Consultor comenta queda do ICMS em 2019 nos municípios da região

terça-feira, dezembro 18, 2018
O Tribunal de Contas do Estado da Bahia – TCE aprovou na última quinta-feira (13/12) resolução que disciplina sobre a distribuição do ICMS (Imposto sobre Operações Relativas à Circulação de Mercadorias e sobre Prestações de Serviços de Transporte Interestadual e Intermunicipal e de Comunicação) no Estado da Bahia. De acordo o ato administrativo do TCE, 207 municípios baianos terão em 2019 um aumento de participação na arrecadação proveniente do rateio de 25% do ICMS, diferentemente ocorrerá com 210 que irão sofrer redução em suas cotas de participação na arrecadação d’aquele imposto, em relação a 2018. 

Nesse patamar com variação positiva destacam-se os municípios de Nordestina (Região Nordeste), com 61,27%, e Maracás (Região Centro-Sul), que registrou crescimento de 51,34% tendo em vista o considerável aumento na exploração e produção de minério naquela região, enquanto as maiores variações negativas ficaram com Maragogipe (Mesorregião Metropolitana de Salvador), com menos 52,74% em relação a 2018, e Paulo Afonso (Mesorregião Vale Sanfranciscana), com uma queda de 40,80%. 
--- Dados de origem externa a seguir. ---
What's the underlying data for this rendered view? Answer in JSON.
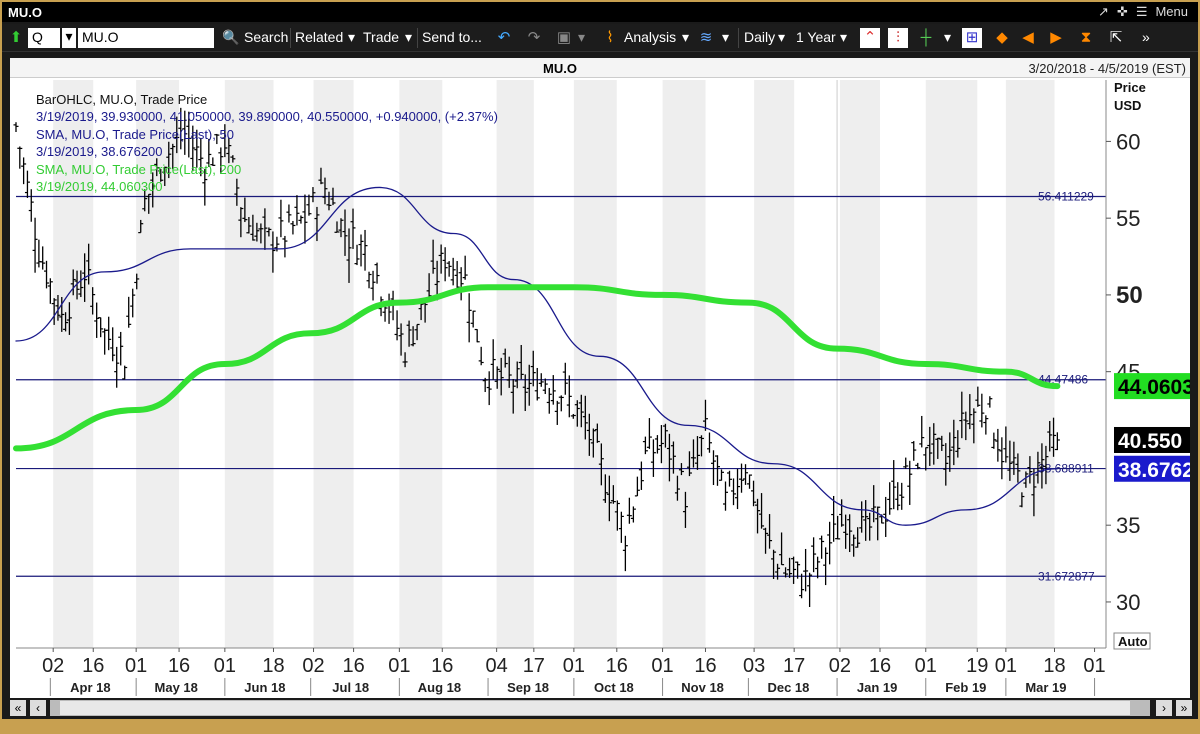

Na região sul aponta o município de Itagibá que terá a maior redução do ICMS, com o percentual de 36,28% a menos em relação 2018 para 2019, seguindo pelos municípios Dário Meira (10,47%), Apuarema (8,61%), Itamari (8,40%), Barra do Rocha (8,16%) e Ipiaú (5,08%), que sofreram considerável impacto com a suspensão das atividades de exploração por parte da Mirabela Mineração do Brasil desde 2015, em destaque Itagibá onde se encontra instalada a unidade minerária. Em termos de crescimento do ICMS para 2019 na região, destaca-se apenas o município de Aurelino Leal com o percentual positivo de 1,10%.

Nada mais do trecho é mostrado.